Can I prepare the salmon balls ahead of time?

You can mix the salmon mixture a few hours ahead and refrigerate, but form balls right before cooking to maintain texture.

What pairs well with these salmon balls?

Try serving with a fresh salad, steamed rice, or your favorite roasted vegetables for a balanced meal.
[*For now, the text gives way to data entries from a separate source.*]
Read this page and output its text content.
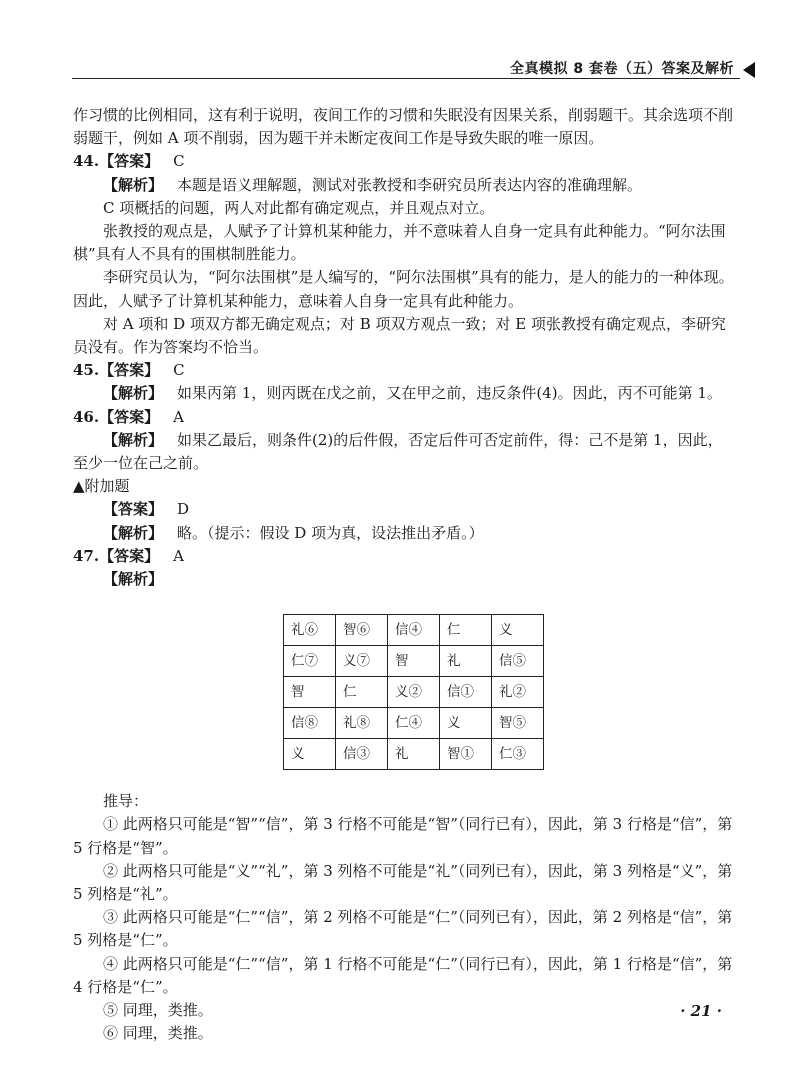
全真模拟 8 套卷（五）答案及解析

作习惯的比例相同，这有利于说明，夜间工作的习惯和失眠没有因果关系，削弱题干。其余选项不削弱题干，例如 A 项不削弱，因为题干并未断定夜间工作是导致失眠的唯一原因。

44.【答案】 C

【解析】 本题是语义理解题，测试对张教授和李研究员所表达内容的准确理解。

C 项概括的问题，两人对此都有确定观点，并且观点对立。

张教授的观点是，人赋予了计算机某种能力，并不意味着人自身一定具有此种能力。“阿尔法围棋”具有人不具有的围棋制胜能力。

李研究员认为，“阿尔法围棋”是人编写的，“阿尔法围棋”具有的能力，是人的能力的一种体现。因此，人赋予了计算机某种能力，意味着人自身一定具有此种能力。

对 A 项和 D 项双方都无确定观点；对 B 项双方观点一致；对 E 项张教授有确定观点，李研究员没有。作为答案均不恰当。

45.【答案】 C

【解析】 如果丙第 1，则丙既在戊之前，又在甲之前，违反条件(4)。因此，丙不可能第 1。

46.【答案】 A

【解析】 如果乙最后，则条件(2)的后件假，否定后件可否定前件，得：己不是第 1，因此，至少一位在己之前。

▲附加题

【答案】 D

【解析】 略。（提示：假设 D 项为真，设法推出矛盾。）

47.【答案】 A

【解析】

礼⑥	智⑥	信④	仁	义
仁⑦	义⑦	智	礼	信⑤
智	仁	义②	信①	礼②
信⑧	礼⑧	仁④	义	智⑤
义	信③	礼	智①	仁③

推导：

① 此两格只可能是“智”“信”，第 3 行格不可能是“智”（同行已有），因此，第 3 行格是“信”，第 5 行格是“智”。

② 此两格只可能是“义”“礼”，第 3 列格不可能是“礼”（同列已有），因此，第 3 列格是“义”，第 5 列格是“礼”。

③ 此两格只可能是“仁”“信”，第 2 列格不可能是“仁”（同列已有），因此，第 2 列格是“信”，第 5 列格是“仁”。

④ 此两格只可能是“仁”“信”，第 1 行格不可能是“仁”（同行已有），因此，第 1 行格是“信”，第 4 行格是“仁”。

⑤ 同理，类推。

⑥ 同理，类推。

· 21 ·
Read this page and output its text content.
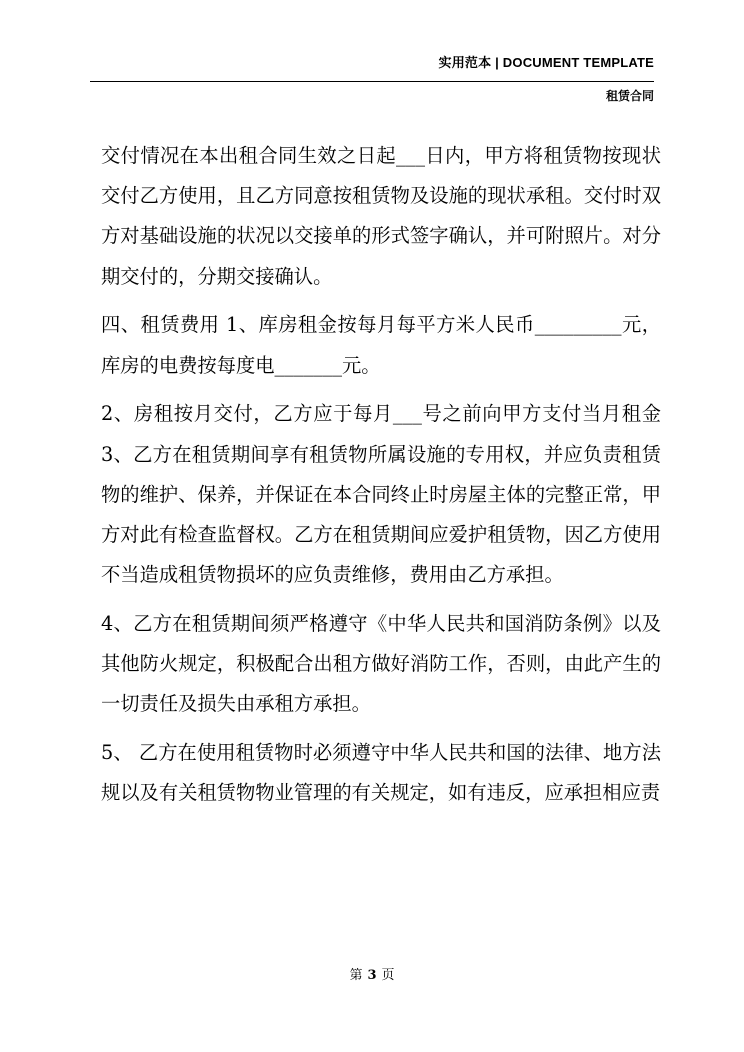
实用范本 | DOCUMENT TEMPLATE
租赁合同

交付情况在本出租合同生效之日起___日内，甲方将租赁物按现状交付乙方使用，且乙方同意按租赁物及设施的现状承租。交付时双方对基础设施的状况以交接单的形式签字确认，并可附照片。对分期交付的，分期交接确认。

四、租赁费用 1、库房租金按每月每平方米人民币_________元，库房的电费按每度电_______元。

2、房租按月交付，乙方应于每月___号之前向甲方支付当月租金 3、乙方在租赁期间享有租赁物所属设施的专用权，并应负责租赁物的维护、保养，并保证在本合同终止时房屋主体的完整正常，甲方对此有检查监督权。乙方在租赁期间应爱护租赁物，因乙方使用不当造成租赁物损坏的应负责维修，费用由乙方承担。

4、乙方在租赁期间须严格遵守《中华人民共和国消防条例》以及其他防火规定，积极配合出租方做好消防工作，否则，由此产生的一切责任及损失由承租方承担。

5、 乙方在使用租赁物时必须遵守中华人民共和国的法律、地方法规以及有关租赁物物业管理的有关规定，如有违反，应承担相应责

第 3 页
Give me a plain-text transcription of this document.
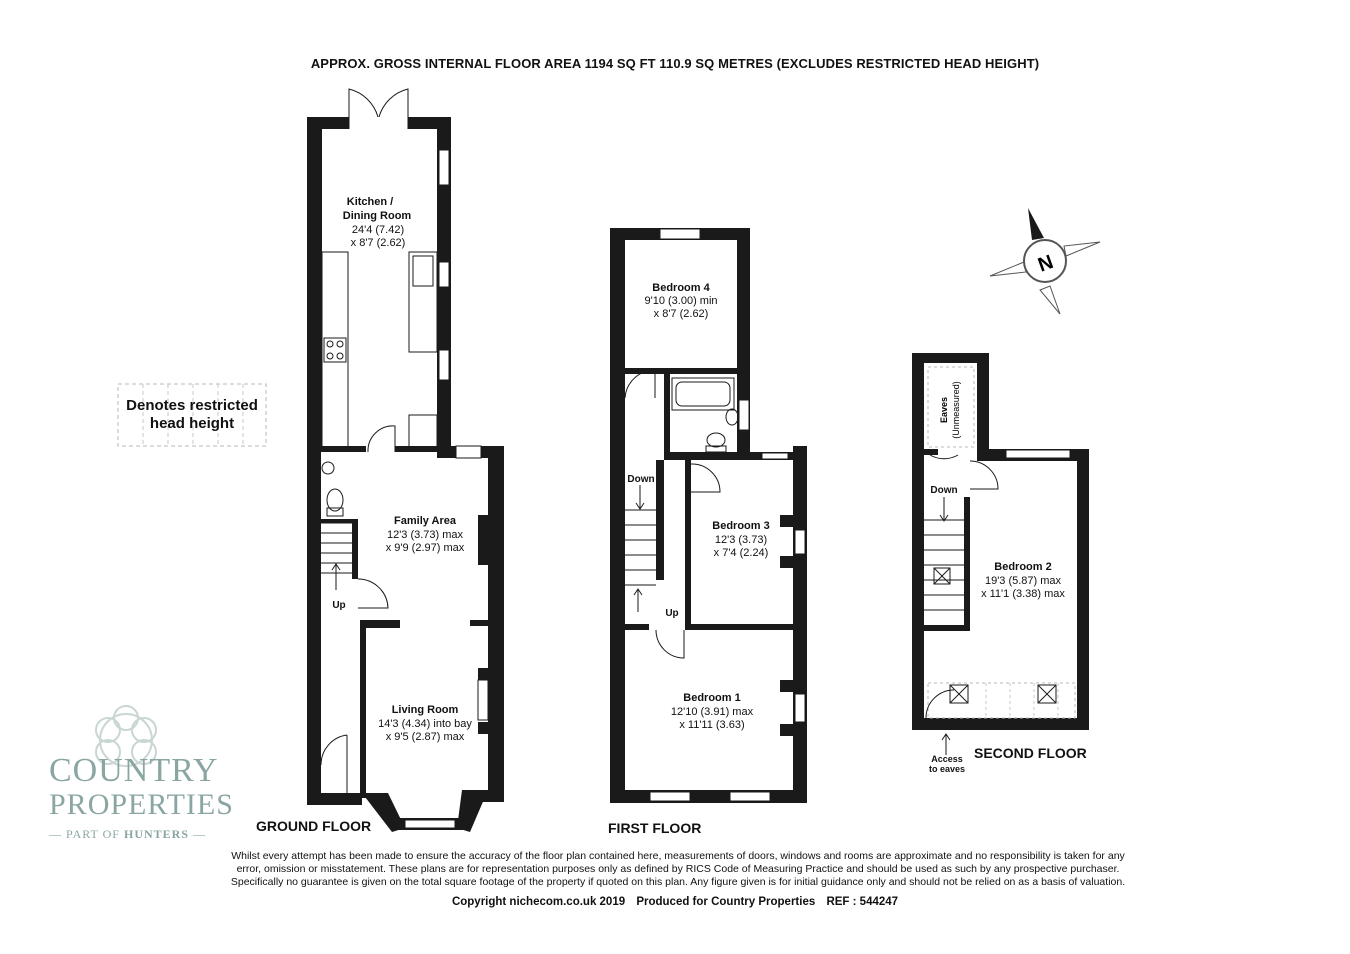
APPROX. GROSS INTERNAL FLOOR AREA 1194 SQ FT 110.9 SQ METRES (EXCLUDES RESTRICTED HEAD HEIGHT)
N
Kitchen /
Dining Room
24'4 (7.42)
x 8'7 (2.62)
Family Area
12'3 (3.73) max
x 9'9 (2.97) max
Living Room
14'3 (4.34) into bay
x 9'5 (2.87) max
Up
Bedroom 4
9'10 (3.00) min
x 8'7 (2.62)
Bedroom 3
12'3 (3.73)
x 7'4 (2.24)
Bedroom 1
12'10 (3.91) max
x 11'11 (3.63)
Down
Up
Bedroom 2
19'3 (5.87) max
x 11'1 (3.38) max
Down
Access
to eaves
Eaves (Unmeasured)
Denotes restricted
head height
COUNTRY
PROPERTIES
— PART OF HUNTERS —	GROUND FLOOR	FIRST FLOOR
SECOND FLOOR
Whilst every attempt has been made to ensure the accuracy of the floor plan contained here, measurements of doors, windows and rooms are approximate and no responsibility is taken for any
error, omission or misstatement. These plans are for representation purposes only as defined by RICS Code of Measuring Practice and should be used as such by any prospective purchaser.
Specifically no guarantee is given on the total square footage of the property if quoted on this plan. Any figure given is for initial guidance only and should not be relied on as a basis of valuation.
Copyright nichecom.co.uk 2019 Produced for Country Properties REF : 544247
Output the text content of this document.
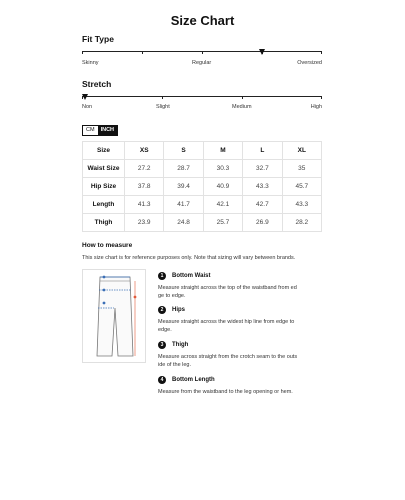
Size Chart
Fit Type
Skinny	Regular	Oversized
Stretch
Non	Slight	Medium	High
CM	INCH
Size	XS	S	M	L	XL
Waist Size	27.2	28.7	30.3	32.7	35
Hip Size	37.8	39.4	40.9	43.3	45.7
Length	41.3	41.7	42.1	42.7	43.3
Thigh	23.9	24.8	25.7	26.9	28.2
How to measure
This size chart is for reference purposes only. Note that sizing will vary between brands.
1	Bottom Waist
Measure straight across the top of the waistband from edge to edge.
2	Hips
Measure straight across the widest hip line from edge to edge.
3	Thigh
Measure across straight from the crotch seam to the outside of the leg.
4	Bottom Length
Measure from the waistband to the leg opening or hem.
Salmon Balls with Creamy Avocado Sauce

Salmon Balls with Avocado Sauce

These salmon balls offer a nutritious and flavorful seafood appetizer, enhanced by a creamy avocado sauce that adds a fresh, tangy twist packed with omega-3 and herbs.
Prep Time 15 minutes
Cook Time 15 minutes
Total Time 30 minutes
Course Appetizer, seafood
Cuisine Mediterranean
Servings 4 people
Calories 350 kcal

Equipment

  • 1 food processor
  • 1 mixing bowl
  • 1 skillet

Ingredients
  

  • 1 lb fresh salmon fillet skin removed
  • 1/4 cup fresh parsley chopped
  • 1/4 cup fresh cilantro chopped
  • 1/2 cup breadcrumbs or almond flour for gluten-free
  • 1 large egg
  • 2 cloves garlic minced
  • 1 tsp smoked paprika
  • 1 tbsp lemon zest
  • 1 tsp salt to taste
  • 1/2 tsp black pepper to taste
  • 1 tbsp olive oil for grilling
  • 1 ripe avocado
  • 1/2 cup Greek yogurt or sour cream
  • 2 tbsp lime juice
  • 1/4 cup fresh cilantro chopped
  • Salt and black pepper to taste

Instructions
 

  • Pulse the fresh salmon fillet in a food processor until coarsely minced.
  • In a mixing bowl, combine salmon, parsley, cilantro, breadcrumbs, egg, garlic, smoked paprika, lemon zest, salt, and pepper. Mix well.
  • Form the mixture into 12-14 balls, about 2 inches in diameter.
  • Heat olive oil in a skillet over medium heat.
  • Cook the salmon balls for 3-4 minutes per side until golden brown.
  • In a food processor, blend avocado, cilantro, Greek yogurt, lime juice, salt, and pepper until smooth.
  • Serve the salmon balls with the creamy avocado sauce drizzled or scooped over them.

Notes

  • Best served fresh, but leftovers can be refrigerated.
  • Form balls just before grilling for best texture.